使用頻度の高い語句には認識の油断が生じる。「観察」もそんな語句だ。観察ということばを使う時、「○○を観察する」というふうに注意は対象に向く。しかし、観察者自身のこと、たとえば観察者の立ち位置などには注意が向かず、また意識も薄い。
『新明解国語辞典』によれば、観察とは「そのものがどうなるか、どういう状態であるかありのままの姿を、注意して見ること」。「ありのまま」とは何だろう? 念のために「ありのまま」の項を見ると、「何の粉飾もせず、実情のままであること」と書いてある。今度は「実情のまま」がよくわからない。
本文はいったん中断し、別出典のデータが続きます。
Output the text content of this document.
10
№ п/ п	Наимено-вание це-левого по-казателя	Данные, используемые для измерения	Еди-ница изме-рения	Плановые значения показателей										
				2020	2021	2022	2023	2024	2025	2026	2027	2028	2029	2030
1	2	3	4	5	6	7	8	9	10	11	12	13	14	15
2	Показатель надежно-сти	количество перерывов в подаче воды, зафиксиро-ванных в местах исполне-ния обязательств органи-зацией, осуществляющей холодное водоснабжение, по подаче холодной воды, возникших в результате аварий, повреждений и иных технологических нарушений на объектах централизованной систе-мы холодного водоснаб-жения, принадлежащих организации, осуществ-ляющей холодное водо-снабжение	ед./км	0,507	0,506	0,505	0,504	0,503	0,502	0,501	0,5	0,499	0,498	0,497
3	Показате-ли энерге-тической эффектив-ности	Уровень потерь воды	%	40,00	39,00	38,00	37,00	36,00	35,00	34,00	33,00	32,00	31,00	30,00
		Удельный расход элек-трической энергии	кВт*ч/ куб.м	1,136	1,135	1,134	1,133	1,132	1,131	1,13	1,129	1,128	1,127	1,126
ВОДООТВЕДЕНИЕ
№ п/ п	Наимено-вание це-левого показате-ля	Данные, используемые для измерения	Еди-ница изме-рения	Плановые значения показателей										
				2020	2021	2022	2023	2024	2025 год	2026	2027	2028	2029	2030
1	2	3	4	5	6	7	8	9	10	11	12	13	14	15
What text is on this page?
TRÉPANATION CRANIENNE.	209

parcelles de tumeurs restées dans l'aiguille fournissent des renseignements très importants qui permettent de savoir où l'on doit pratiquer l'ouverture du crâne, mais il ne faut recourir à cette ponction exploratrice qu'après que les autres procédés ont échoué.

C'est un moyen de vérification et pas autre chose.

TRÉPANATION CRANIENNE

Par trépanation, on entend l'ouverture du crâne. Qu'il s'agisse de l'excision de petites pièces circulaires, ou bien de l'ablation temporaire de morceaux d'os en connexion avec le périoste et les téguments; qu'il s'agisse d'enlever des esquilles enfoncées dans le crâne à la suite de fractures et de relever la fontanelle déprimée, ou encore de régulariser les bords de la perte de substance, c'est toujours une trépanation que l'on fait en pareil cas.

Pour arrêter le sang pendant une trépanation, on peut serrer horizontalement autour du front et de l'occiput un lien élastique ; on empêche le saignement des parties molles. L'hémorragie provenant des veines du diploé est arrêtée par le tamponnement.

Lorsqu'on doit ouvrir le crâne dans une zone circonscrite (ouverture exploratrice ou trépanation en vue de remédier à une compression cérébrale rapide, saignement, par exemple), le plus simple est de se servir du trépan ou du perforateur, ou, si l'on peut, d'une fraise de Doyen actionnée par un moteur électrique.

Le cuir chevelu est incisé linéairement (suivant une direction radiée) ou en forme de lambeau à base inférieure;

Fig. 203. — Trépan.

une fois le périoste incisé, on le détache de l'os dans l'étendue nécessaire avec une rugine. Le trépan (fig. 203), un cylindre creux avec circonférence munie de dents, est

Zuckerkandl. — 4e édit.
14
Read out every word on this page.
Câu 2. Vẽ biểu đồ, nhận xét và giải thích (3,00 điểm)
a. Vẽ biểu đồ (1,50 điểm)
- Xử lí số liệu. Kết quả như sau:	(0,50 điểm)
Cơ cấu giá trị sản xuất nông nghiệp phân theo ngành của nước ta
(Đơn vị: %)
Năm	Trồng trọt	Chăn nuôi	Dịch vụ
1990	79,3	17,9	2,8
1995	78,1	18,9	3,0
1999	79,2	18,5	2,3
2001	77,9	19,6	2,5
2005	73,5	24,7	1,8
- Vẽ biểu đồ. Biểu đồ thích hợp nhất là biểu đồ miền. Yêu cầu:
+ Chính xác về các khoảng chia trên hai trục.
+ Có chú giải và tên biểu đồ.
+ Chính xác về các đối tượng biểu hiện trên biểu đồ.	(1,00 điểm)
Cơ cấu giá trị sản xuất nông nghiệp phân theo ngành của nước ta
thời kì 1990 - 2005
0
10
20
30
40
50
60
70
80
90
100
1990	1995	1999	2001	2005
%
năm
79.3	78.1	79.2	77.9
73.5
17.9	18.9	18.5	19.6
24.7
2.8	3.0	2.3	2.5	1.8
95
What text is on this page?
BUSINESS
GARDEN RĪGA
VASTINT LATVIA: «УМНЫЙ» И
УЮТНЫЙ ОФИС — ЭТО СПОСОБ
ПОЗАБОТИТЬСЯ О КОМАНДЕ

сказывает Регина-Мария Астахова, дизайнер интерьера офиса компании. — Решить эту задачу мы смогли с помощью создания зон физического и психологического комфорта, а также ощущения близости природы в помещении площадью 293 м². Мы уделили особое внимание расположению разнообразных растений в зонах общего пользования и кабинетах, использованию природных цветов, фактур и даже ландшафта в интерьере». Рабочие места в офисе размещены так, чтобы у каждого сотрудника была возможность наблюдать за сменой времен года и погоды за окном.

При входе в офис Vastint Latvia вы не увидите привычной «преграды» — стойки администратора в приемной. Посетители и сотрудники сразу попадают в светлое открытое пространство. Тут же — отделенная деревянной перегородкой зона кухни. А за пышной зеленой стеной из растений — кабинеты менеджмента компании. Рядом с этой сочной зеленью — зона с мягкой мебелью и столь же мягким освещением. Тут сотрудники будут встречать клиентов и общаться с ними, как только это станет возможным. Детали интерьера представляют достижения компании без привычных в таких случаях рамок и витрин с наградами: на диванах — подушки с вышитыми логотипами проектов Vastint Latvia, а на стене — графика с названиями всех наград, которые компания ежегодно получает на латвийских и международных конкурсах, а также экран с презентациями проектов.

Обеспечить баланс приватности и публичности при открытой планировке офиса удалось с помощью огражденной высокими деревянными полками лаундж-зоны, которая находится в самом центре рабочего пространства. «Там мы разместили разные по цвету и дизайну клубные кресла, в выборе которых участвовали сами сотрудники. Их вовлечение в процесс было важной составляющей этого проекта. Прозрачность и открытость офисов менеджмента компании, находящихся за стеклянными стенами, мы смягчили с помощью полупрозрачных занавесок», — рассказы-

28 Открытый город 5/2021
新明解は「観察眼」も取り上げていて、「うっかり見のがすようなところをも、見落とすことなく正しく見る力」と説明している。この「正しく見る」がまた、悩ましい。
ありのまま、実情のまま、正しく見る……こう言い放つのは簡単だが、いま目の前にあるコーヒーカップをどう観察すればありのままに見たことになるのか。あるいは、このコーヒーの味をどう感じた時に本来の味として正しく飲めたことになるのか。
「テーブルの上に3個のリンゴがある」と言えば、実情のまま観察しているかのように思える。しかし、それは数字の「3個」についての正しさであって、テーブルやリンゴについてはありのまま、実情のまま、正しく見ているという保証はない。現実と観察の間には誤差があるのだ。誤差とは個人差であり、個性の違いにほかならない。ゆえに、対象は観察者によって変わる。
対象を観察したデータは、観察時の視線の角度や光によって変化する。何よりも観察者自身の存在がデータを変えてしまう。観察環境がつねに一定などということはありえない。
ところで、桜の標本木を決め、つぼみの状態を毎日観察して開花を宣言をする習わしがある。気象や植物の科学に基づいているとは言いいがたい。標本とされた桜は任意に選ばれたのであり、観察者がチェックして「桜が咲いた」と解釈し「開花しました」と表現しているにすぎない。開花の観察と宣言とは、科学的と言うよりも文学的と言うべきではないか。